Existe uma frase recorrente no meio masculino que carrega uma visão simplificada e injusta sobre as mulheres:
“Quem gosta de homem é viado, mulher gosta é de dinheiro”.
Ela diz mais sobre nós, homens, do que sobre elas. Com frequência, usamos esse tipo de frase para acomodar frustrações, decepções e ressentimentos pessoais. Colocamos as mulheres na caixinha da “interesseira”, da fria, da que se move mais por vantagens materiais do que por parceria, afeto ou desejo, mesmo quando, na realidade concreta, convivemos com mulheres leais, intensas e profundamente envolvidas nas relações que constroem. Muitas vezes, não é diagnóstico; é amargura disfarçada de humor ácido.
O que se discute menos, porém, é que esse mecanismo não opera em mão única. Mulheres também, não raramente, aprisionam homens em estereótipos. E não me refiro apenas aos mais óbvios (o desleixo, a imaturidade, a bagunça) mas a algo mais profundo e silencioso: a dificuldade em lidar com homens que possuem uma vida interna ativa, marcada pela introspecção. Na cabeça de muitas mulheres homens são somente “cerveja, futebol e mulheres”.
Há homens que pensam demais, sentem demais, questionam demais. Que não vivem apenas do que fazem, mas do que refletem. Que têm necessidade de compreender a si mesmos, suas escolhas, seus afetos e o sentido da própria existência. E minha experiência, que não pretende ser universal, mas tampouco isolada, indica que esse tipo de homem frequentemente causa desconforto.
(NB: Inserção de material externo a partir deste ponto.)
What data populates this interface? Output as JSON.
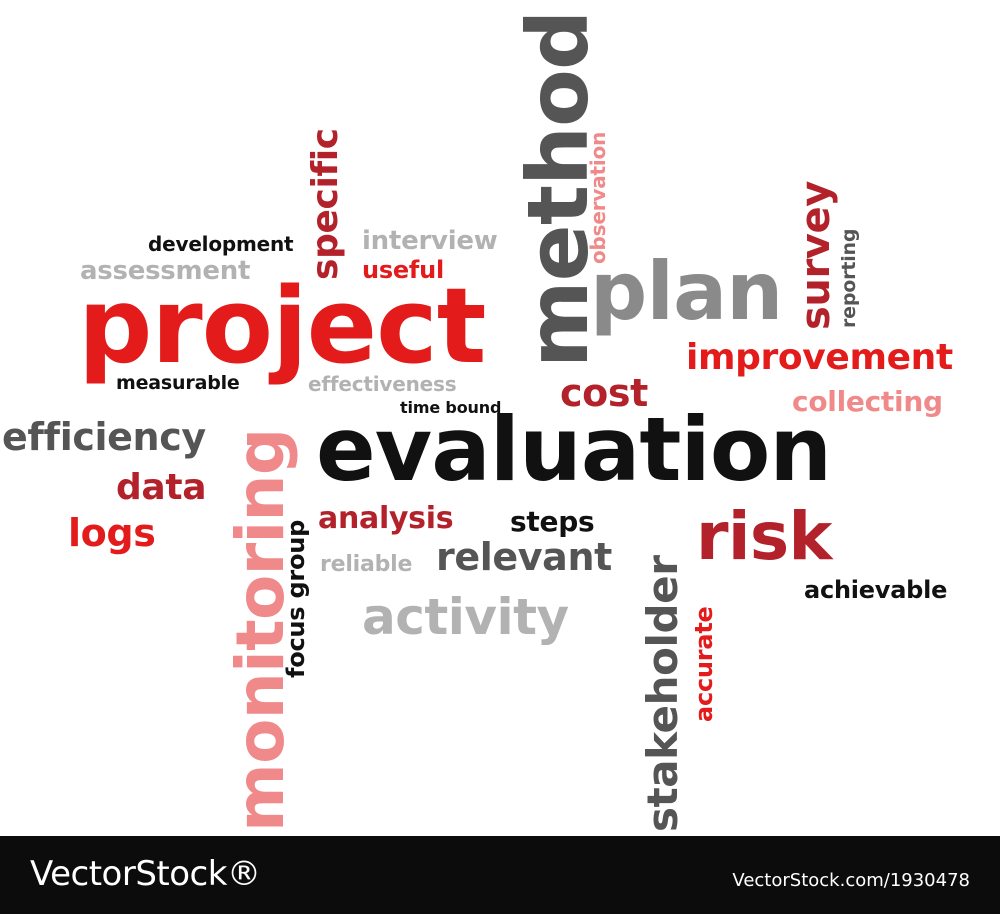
{
  "colors": {
    "red": "#e31b1b",
    "dark_red": "#b3222a",
    "pink": "#f08a8a",
    "gray": "#8a8a8a",
    "light_gray": "#b2b2b2",
    "dark_gray": "#555555",
    "black": "#111111",
    "banner_bg": "#0c0c0c"
  },
  "words": [
    {
      "text": "project",
      "color": "red"
    },
    {
      "text": "evaluation",
      "color": "black"
    },
    {
      "text": "method",
      "color": "dark_gray"
    },
    {
      "text": "plan",
      "color": "gray"
    },
    {
      "text": "risk",
      "color": "dark_red"
    },
    {
      "text": "monitoring",
      "color": "pink"
    },
    {
      "text": "stakeholder",
      "color": "dark_gray"
    },
    {
      "text": "activity",
      "color": "light_gray"
    },
    {
      "text": "relevant",
      "color": "dark_gray"
    },
    {
      "text": "improvement",
      "color": "red"
    },
    {
      "text": "survey",
      "color": "dark_red"
    },
    {
      "text": "specific",
      "color": "dark_red"
    },
    {
      "text": "efficiency",
      "color": "dark_gray"
    },
    {
      "text": "data",
      "color": "dark_red"
    },
    {
      "text": "logs",
      "color": "red"
    },
    {
      "text": "cost",
      "color": "dark_red"
    },
    {
      "text": "collecting",
      "color": "pink"
    },
    {
      "text": "assessment",
      "color": "light_gray"
    },
    {
      "text": "development",
      "color": "black"
    },
    {
      "text": "interview",
      "color": "light_gray"
    },
    {
      "text": "useful",
      "color": "red"
    },
    {
      "text": "measurable",
      "color": "black"
    },
    {
      "text": "effectiveness",
      "color": "light_gray"
    },
    {
      "text": "time bound",
      "color": "black"
    },
    {
      "text": "analysis",
      "color": "dark_red"
    },
    {
      "text": "steps",
      "color": "black"
    },
    {
      "text": "reliable",
      "color": "light_gray"
    },
    {
      "text": "focus group",
      "color": "black"
    },
    {
      "text": "accurate",
      "color": "red"
    },
    {
      "text": "achievable",
      "color": "black"
    },
    {
      "text": "observation",
      "color": "pink"
    },
    {
      "text": "reporting",
      "color": "dark_gray"
    }
  ],
  "footer": {
    "brand": "VectorStock®",
    "stock_id": "VectorStock.com/1930478"
  }
}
Não por falta de capacidade intelectual das mulheres, mas porque o encontro com alguém introspectivo exige um grau de presença emocional e abertura que nem sempre é socialmente incentivado.
O chamado “papo cabeça”, nesse contexto, não é pedantismo nem exibicionismo intelectual. É apenas a expressão de uma interioridade que não se contenta com a superfície. Ainda assim, ele costuma ser percebido como excessivo, cansativo ou até pouco atraente, como se o desejo dependesse de uma certa leveza que, no fundo, é apenas fuga do incômodo de olhar para dentro.
A verdade é que a sociedade não criou apenas um modelo de mulher socialmente aceitável; criou também um modelo de homem. Em ambos os casos, esse modelo passa por uma redução: menos profundidade, menos conflito interno, menos questionamento. Como se relações só fossem possíveis quando duas pessoas concordam, tacitamente, em não ir fundo demais; nem em si mesmas, nem no outro.
Talvez o desafio real não seja descobrir quem estereotipa quem, mas reconhecer o quanto fomos educados a temer a introspecção alheia. Porque conviver com alguém que pensa, sente e questiona de verdade nos obriga, cedo ou tarde, a fazer o mesmo. E nem todos estão dispostos a esse confronto.